Recently, the Supreme Court ruled that the mother, being the only natural guardian of the child after the death of the biological father (husband), has the right to decide the surname of the child.
- The court was dealing with a plea challenging a judgement passed by the High Court of Andhra Pradesh in January 2014, which asked to restore the child’s surname to the previous one and to show the name of the late husband in records as his natural father and if that is not possible, to mention the new husband as his stepfather.
What did the SC Rule?
- Surname is not only indicative of lineage and should not be understood just in the context of history, culture and lineage but more importantly the role it plays with regard to the social reality along with a sense of being for children in their particular environment.
- Homogeneity of surname emerges as a mode to create, sustain and display ‘family'.
- The SC also opined that the mother, being the only natural guardian, also has the right to give up the child in adoption.
What are the Laws Related to Guardianship in India?
- Hindu Minority and Guardianship Act:
- Indian laws accord superiority to the father in case of guardianship of a minor (below the age of 18 years).
- Under the religious law of Hindus, or the Hindu Minority and Guardianship Act, (HMGA) 1956, the natural guardian of a Hindu minor in respect of the minor’s person or property “is the father, and after him, the mother.
- Provided the custody of a minor who has not completed the age of five years shall ordinarily be with the mother.”

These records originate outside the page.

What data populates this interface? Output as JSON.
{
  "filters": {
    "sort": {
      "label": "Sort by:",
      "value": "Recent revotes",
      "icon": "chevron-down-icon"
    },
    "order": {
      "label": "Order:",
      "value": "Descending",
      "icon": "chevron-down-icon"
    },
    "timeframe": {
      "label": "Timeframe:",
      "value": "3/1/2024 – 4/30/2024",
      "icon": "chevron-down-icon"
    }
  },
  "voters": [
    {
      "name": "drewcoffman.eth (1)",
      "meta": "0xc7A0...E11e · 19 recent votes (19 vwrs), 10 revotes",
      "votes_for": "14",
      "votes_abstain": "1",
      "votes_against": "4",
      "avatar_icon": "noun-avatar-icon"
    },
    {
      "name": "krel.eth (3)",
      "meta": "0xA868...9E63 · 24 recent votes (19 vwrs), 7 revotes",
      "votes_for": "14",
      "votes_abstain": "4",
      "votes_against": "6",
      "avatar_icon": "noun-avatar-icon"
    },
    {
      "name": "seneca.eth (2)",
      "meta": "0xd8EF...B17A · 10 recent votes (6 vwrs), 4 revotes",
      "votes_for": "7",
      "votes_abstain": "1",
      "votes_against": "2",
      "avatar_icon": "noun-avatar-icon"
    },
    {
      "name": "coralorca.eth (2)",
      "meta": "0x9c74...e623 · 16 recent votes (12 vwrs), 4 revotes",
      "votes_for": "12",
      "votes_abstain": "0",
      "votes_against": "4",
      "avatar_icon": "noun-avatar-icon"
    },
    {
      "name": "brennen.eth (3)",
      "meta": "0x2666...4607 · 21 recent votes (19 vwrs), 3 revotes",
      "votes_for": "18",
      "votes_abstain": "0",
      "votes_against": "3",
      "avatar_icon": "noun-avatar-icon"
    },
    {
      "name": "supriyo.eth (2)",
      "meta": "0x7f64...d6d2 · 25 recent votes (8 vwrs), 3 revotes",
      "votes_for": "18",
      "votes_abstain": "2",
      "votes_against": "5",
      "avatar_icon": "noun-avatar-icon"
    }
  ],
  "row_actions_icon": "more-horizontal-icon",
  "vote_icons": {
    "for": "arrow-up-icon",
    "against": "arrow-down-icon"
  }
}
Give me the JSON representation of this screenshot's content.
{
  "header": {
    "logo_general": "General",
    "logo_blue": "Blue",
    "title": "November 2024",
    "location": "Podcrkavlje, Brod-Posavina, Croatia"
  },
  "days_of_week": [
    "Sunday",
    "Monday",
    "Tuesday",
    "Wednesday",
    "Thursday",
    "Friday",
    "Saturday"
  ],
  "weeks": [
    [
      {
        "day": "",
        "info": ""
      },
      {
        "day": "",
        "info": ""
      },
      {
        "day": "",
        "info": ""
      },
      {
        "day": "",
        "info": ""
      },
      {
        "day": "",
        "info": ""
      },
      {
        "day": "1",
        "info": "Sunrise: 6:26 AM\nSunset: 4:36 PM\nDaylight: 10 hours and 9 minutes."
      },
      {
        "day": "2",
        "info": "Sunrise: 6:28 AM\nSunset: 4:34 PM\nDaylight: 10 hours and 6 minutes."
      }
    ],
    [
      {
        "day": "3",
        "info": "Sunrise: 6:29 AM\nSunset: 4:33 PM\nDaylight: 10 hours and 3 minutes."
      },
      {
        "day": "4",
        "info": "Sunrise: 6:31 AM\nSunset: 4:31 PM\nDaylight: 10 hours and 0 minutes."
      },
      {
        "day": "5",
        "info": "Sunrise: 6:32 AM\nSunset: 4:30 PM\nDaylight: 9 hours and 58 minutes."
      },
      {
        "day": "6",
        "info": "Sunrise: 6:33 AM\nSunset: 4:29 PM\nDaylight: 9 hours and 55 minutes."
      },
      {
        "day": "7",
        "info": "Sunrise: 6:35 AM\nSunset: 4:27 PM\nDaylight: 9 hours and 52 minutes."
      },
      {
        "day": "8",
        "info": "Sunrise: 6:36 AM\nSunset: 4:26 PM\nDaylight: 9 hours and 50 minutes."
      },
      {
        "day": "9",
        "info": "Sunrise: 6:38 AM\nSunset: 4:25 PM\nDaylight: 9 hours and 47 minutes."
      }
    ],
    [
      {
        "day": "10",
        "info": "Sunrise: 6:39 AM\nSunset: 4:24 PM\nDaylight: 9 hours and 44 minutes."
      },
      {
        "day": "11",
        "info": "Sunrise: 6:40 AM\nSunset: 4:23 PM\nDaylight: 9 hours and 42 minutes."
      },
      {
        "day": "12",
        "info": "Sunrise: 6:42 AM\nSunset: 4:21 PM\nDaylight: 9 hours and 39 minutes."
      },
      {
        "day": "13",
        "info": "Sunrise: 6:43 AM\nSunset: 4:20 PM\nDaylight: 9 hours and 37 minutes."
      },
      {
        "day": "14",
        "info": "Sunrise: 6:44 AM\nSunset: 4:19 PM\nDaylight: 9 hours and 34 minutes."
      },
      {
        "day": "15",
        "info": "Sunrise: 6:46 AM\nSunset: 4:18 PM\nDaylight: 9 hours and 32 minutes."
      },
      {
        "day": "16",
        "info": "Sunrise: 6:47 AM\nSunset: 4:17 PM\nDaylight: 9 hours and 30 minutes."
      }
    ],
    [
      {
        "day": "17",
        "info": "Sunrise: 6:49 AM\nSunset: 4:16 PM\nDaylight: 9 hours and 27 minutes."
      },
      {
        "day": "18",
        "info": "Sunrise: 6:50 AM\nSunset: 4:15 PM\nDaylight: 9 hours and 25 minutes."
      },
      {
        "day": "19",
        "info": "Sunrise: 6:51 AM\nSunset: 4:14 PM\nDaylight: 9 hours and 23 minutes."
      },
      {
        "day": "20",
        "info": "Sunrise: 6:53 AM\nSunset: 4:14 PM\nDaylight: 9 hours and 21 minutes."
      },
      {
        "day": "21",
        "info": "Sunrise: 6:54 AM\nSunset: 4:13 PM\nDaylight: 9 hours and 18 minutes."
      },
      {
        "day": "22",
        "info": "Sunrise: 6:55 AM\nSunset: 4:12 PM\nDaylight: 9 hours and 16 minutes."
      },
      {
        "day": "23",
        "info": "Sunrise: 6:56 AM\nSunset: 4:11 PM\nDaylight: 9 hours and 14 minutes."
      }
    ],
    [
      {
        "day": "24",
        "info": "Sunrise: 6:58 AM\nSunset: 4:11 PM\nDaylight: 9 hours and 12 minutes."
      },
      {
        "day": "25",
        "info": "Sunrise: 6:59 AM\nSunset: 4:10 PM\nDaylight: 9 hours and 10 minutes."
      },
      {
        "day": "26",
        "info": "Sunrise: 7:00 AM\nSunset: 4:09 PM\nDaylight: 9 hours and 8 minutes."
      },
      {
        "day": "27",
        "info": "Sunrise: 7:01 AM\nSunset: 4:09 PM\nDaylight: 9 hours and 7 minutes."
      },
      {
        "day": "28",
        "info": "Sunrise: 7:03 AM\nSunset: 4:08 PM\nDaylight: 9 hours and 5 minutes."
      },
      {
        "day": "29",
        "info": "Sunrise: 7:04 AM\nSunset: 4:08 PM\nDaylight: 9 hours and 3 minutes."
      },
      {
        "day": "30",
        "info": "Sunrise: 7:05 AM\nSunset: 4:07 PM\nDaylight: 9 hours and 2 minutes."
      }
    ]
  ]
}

- Guardian and Wards Act of 1890 (GWA):
- It deals with the appointment of a person as a ‘guardian’ to a child, both with respect to the child and property.
- Child custody, guardianship and visitation issues between parents are determined under the GWA, if a natural parent wants to be declared as an exclusive guardian to his/her own child.
- Upon disputes between parents in a petition under the GWA, read with the HMGA; guardianship and custody can be vested with one parent with visitation rights to the other parent.
- In doing so, the welfare of the minor or “best interests of the child” shall be of paramount consideration.
What is Understood by 'Best Interests of the Child’?
- India is a signatory to the United Nations Convention on the Rights of the Child (UNCRC).
- The definition of “best interests of the child” has been incorporated from the Juvenile Justice (Care and Protection of Children) Act, 2015.
- The “best interests of the child” means “the basis for any decision taken regarding the child, to ensure fulfilment of his basic rights and needs, identity, social well-being and physical, emotional and intellectual development” and is paramount in any custody battle.
- Muslim Personal Law (Shariat) Application Act, 1937:
- It says that the Shariat or the religious law will apply in case of guardianship according to which the father is the natural guardian, but custody vests with the mother until the son reaches the age of seven and the daughter reaches puberty though the father’s right to general supervision and control exists.
- The concept of Hizanat in Muslim law states that the welfare of the child is above all else.
- This is the reason why Muslim law gives preference to the mother over father in the matter of custody of children in their tender years.
- Supreme Court Judgements:
- The Supreme Court’s landmark judgement in Githa Hariharan v. The Reserve Bank of India in 1999 provided partial relief.
- In this case, the HMGA was challenged for violating the guarantee of equality of sexes under Article 14 of the Constitution of India.
- Article 14 says that no person shall be denied treatment of equality before the law or the equal protection of the laws within the territory of India.
- The court held that the term “after” should not be taken to mean “after the lifetime of the father “, but rather “in the absence of the father”.
- However, the judgement failed to recognise both parents as equal guardians, subordinating a mother’s role to that of the father.
- Though the judgement sets a precedent for courts, it has not led to an amendment to the HMGA.
Way Forward
- A child-centric human rights jurisprudence that has evolved over a period of time is founded on the principle that public good demands proper growth of the child, who is the future of the nation.
- Therefore, shared or joint parenting with equal rights can be a viable, practical, balanced solution for the child’s optimal growth.
- The Law Commission of India in its 257th report on “Reforms in Guardianship and Custody Laws in India” in May 2015 recommended that the “superiority of one parent over the other should be removed”.
- Both the mother and the father should be regarded, simultaneously, as the natural guardians of a minor.
- The HMGA should be amended to “constitute both the father and the mother as being natural guardians ‘jointly and severally,’ having equal rights in respect of a minor and his property.